User and API Access / Identity and Entitlements 

This category covers users, user permissions, Azure Active Directory settings, groups and roles, Multi-Factor Authentication settings, guest users, and their permissions, among a few settings assessed. Identity and Access Management (IAM), controls to ensure approved individuals can access specific resources at certain times, is a subcategory in this category.  

Data Storage and Access Controls (including Key Management)  

This category compares SQL Server, PostgreSQL, and MySQL settings against industry best practices, ranging from encryption settings for databases, firewall rules, network access, Azure Key Vault, Kubernetes, resource locks, and security-related settings within the Microsoft Azure Storage Account service.  

Application Configuration  

This category covers security-related settings with the Microsoft Azure Application Service and includes everything from programming language version support, remote file transfer configuration, and application secrets storage settings.  

OS / Containers  

Settings within this category pertain to virtual machine disk encryption settings, patching and updates, virtual machine extension provisioning, and general virtual machine security settings.  

Network Security  

This category looks at Network Security Group rules for misconfigurations, default rule settings, and remote protocol-specific configuration settings.  

Protective Controls  

Settings within this category look at whether an organization subscribes to the extra security settings as part of the standard tier and whether an organization takes full advantage of the various settings within this area of Microsoft Azure. This includes Microsoft (Defender for Cloud, Microsoft Defender Endpoint, Defender for Storage, etc.), third-party products, and cloud-native security policy and control settings.  

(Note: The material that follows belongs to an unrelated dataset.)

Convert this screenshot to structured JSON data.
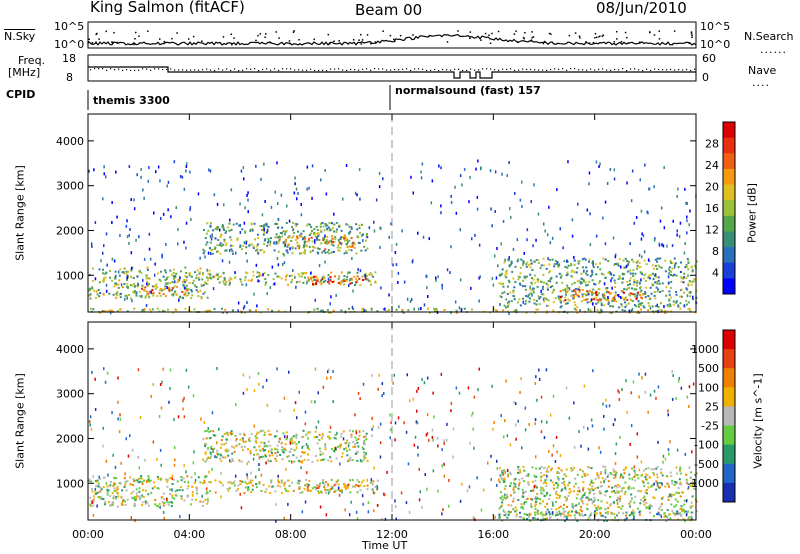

Activity Monitoring, Detection, and Response  

Diagnostic and Activity log settings are the primary focus of this category, where logs are stored and the configuration settings of those storage mechanisms.   Also, as the category name indicates, it includes Detection and Response enablement.  

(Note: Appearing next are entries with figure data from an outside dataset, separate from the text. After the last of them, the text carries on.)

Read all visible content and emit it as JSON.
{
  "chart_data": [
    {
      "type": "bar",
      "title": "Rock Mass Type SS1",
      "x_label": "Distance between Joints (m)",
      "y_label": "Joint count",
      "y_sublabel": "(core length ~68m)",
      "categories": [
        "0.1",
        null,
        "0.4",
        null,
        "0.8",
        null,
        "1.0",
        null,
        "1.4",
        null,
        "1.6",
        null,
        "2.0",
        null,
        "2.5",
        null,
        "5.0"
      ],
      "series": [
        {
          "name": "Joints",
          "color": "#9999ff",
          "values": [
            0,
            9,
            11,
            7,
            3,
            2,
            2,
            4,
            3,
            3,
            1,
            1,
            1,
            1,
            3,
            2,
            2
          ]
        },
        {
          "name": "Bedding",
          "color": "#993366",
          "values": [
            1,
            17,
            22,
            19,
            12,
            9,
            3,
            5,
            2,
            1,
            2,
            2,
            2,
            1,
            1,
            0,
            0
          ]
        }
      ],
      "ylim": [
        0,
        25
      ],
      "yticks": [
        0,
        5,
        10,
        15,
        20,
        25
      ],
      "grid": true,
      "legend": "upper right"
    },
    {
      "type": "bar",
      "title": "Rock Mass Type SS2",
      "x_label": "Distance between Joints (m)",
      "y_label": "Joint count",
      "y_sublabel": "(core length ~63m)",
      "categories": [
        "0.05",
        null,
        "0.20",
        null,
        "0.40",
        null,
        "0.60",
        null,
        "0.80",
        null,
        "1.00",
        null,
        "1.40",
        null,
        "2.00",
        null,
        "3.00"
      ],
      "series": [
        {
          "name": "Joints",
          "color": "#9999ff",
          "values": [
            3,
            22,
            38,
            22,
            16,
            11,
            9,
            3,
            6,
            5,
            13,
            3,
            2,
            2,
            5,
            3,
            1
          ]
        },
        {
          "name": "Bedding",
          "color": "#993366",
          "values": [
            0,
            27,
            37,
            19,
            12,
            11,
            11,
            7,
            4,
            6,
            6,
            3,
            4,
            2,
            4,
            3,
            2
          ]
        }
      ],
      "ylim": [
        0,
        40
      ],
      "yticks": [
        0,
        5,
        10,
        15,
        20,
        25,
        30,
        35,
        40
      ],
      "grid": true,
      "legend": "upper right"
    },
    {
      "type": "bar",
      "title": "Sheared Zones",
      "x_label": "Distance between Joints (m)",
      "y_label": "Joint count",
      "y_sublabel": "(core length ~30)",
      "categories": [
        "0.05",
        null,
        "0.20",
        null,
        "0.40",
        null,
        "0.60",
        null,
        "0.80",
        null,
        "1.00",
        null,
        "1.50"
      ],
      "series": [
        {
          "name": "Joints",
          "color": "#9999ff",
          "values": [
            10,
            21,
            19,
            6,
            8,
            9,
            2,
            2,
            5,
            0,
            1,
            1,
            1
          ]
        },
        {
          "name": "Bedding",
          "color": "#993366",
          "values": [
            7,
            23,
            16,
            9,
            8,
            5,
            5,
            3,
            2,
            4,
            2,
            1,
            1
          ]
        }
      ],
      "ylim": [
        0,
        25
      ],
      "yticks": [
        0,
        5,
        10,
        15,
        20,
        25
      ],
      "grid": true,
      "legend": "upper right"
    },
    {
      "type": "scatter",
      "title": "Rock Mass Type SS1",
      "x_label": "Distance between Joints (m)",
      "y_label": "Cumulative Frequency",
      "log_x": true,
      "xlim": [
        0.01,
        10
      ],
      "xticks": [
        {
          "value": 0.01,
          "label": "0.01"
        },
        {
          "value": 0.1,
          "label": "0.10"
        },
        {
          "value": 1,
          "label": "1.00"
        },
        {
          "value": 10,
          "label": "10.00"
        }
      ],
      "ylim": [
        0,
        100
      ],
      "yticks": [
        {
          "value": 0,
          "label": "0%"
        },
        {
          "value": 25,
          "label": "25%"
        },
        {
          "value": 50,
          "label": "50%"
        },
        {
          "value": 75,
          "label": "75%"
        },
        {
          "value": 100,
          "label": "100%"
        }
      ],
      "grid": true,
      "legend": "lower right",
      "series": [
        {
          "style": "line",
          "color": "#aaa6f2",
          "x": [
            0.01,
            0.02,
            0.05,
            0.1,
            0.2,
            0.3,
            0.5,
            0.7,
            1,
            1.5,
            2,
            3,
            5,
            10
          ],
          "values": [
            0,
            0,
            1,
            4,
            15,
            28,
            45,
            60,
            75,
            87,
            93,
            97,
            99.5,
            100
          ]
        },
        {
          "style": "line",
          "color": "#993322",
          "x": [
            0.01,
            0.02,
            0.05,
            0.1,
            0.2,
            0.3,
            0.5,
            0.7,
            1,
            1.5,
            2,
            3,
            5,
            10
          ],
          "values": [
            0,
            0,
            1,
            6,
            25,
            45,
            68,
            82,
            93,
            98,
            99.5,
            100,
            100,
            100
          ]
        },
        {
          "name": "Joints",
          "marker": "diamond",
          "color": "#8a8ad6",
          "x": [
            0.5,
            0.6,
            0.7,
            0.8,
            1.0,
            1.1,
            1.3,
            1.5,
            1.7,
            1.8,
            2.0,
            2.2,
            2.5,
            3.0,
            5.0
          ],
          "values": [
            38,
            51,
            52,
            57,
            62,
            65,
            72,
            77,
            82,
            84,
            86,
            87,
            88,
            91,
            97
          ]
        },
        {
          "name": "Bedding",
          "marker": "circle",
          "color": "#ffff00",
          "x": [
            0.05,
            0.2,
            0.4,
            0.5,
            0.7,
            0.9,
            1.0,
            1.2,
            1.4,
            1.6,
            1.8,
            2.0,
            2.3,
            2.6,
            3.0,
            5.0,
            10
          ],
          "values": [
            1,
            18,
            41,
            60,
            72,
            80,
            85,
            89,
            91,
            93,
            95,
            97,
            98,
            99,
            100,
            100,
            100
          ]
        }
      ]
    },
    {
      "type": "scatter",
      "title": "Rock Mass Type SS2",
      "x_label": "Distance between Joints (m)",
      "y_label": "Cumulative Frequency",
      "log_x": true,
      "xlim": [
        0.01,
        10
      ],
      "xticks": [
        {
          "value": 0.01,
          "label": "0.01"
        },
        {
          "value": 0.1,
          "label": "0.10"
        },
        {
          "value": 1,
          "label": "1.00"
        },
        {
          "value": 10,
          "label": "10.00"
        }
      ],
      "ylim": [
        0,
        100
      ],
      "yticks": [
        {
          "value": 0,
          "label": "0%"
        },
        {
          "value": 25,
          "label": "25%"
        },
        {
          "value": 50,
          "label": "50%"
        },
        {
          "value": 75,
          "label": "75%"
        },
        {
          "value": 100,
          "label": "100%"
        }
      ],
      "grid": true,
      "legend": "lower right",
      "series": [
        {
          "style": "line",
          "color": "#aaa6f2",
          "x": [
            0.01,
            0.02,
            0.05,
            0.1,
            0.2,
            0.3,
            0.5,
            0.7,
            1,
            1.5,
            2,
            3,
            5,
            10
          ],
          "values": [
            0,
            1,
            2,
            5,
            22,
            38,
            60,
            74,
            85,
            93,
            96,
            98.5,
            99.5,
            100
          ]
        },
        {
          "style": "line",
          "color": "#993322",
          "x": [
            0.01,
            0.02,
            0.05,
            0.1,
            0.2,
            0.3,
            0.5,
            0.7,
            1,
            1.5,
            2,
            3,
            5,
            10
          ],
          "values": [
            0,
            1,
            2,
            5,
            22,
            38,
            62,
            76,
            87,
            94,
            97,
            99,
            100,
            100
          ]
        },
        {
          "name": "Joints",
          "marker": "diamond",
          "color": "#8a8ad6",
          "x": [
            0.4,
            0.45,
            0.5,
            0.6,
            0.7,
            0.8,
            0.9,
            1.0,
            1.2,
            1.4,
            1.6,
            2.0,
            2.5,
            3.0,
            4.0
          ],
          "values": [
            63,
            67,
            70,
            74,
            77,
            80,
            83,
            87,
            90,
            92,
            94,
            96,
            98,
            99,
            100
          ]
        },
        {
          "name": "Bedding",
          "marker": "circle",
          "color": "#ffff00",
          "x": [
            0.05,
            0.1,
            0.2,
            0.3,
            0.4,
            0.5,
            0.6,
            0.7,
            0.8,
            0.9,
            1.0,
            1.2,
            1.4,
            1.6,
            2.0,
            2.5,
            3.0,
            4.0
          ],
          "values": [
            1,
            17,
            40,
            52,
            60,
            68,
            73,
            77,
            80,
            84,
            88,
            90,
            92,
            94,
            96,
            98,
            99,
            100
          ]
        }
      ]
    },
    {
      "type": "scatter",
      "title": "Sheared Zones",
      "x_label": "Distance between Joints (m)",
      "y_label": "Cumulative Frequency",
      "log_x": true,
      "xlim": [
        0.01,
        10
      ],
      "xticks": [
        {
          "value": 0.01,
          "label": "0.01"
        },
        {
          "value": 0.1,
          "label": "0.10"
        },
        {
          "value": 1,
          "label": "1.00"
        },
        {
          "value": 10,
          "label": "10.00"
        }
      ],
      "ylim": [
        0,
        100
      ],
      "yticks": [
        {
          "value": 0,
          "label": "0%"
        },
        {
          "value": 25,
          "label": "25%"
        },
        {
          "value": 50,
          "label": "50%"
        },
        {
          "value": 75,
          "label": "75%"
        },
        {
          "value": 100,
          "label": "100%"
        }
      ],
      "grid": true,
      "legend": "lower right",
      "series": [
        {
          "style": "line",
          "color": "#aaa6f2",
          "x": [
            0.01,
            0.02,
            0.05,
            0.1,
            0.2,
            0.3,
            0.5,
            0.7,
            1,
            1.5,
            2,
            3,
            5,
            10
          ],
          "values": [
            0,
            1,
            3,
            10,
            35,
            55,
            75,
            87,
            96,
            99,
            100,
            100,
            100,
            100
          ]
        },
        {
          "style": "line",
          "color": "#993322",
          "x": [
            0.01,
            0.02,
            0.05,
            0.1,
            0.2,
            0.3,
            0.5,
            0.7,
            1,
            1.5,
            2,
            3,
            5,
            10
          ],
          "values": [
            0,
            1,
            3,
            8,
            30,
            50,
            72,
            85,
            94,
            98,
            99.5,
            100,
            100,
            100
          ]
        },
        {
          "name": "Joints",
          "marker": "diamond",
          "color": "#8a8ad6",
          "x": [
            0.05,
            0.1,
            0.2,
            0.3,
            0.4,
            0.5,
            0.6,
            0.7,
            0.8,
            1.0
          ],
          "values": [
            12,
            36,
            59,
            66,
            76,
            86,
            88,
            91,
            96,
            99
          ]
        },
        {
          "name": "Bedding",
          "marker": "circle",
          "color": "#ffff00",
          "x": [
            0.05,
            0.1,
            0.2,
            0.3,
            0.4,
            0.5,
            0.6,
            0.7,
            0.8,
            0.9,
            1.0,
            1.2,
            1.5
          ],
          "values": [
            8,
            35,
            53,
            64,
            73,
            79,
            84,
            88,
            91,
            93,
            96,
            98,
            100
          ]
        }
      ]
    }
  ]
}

In future postings, this blog will be discussing more mid-year cybersecurity compliance trends based on our findings along with recommendations on how to comply with best practices in 2023. If you would like more information about SecureSky and our proactive managed security services, please do not hesitate to reach out to our experts at https://securesky.com/contact-us/. 

SecureSky's core assessment does not include an evaluation of patch management of workloads. However, we see confusion in interpreting the "shared responsibility" model related to patching and inconsistency between cloud and on-premises environments.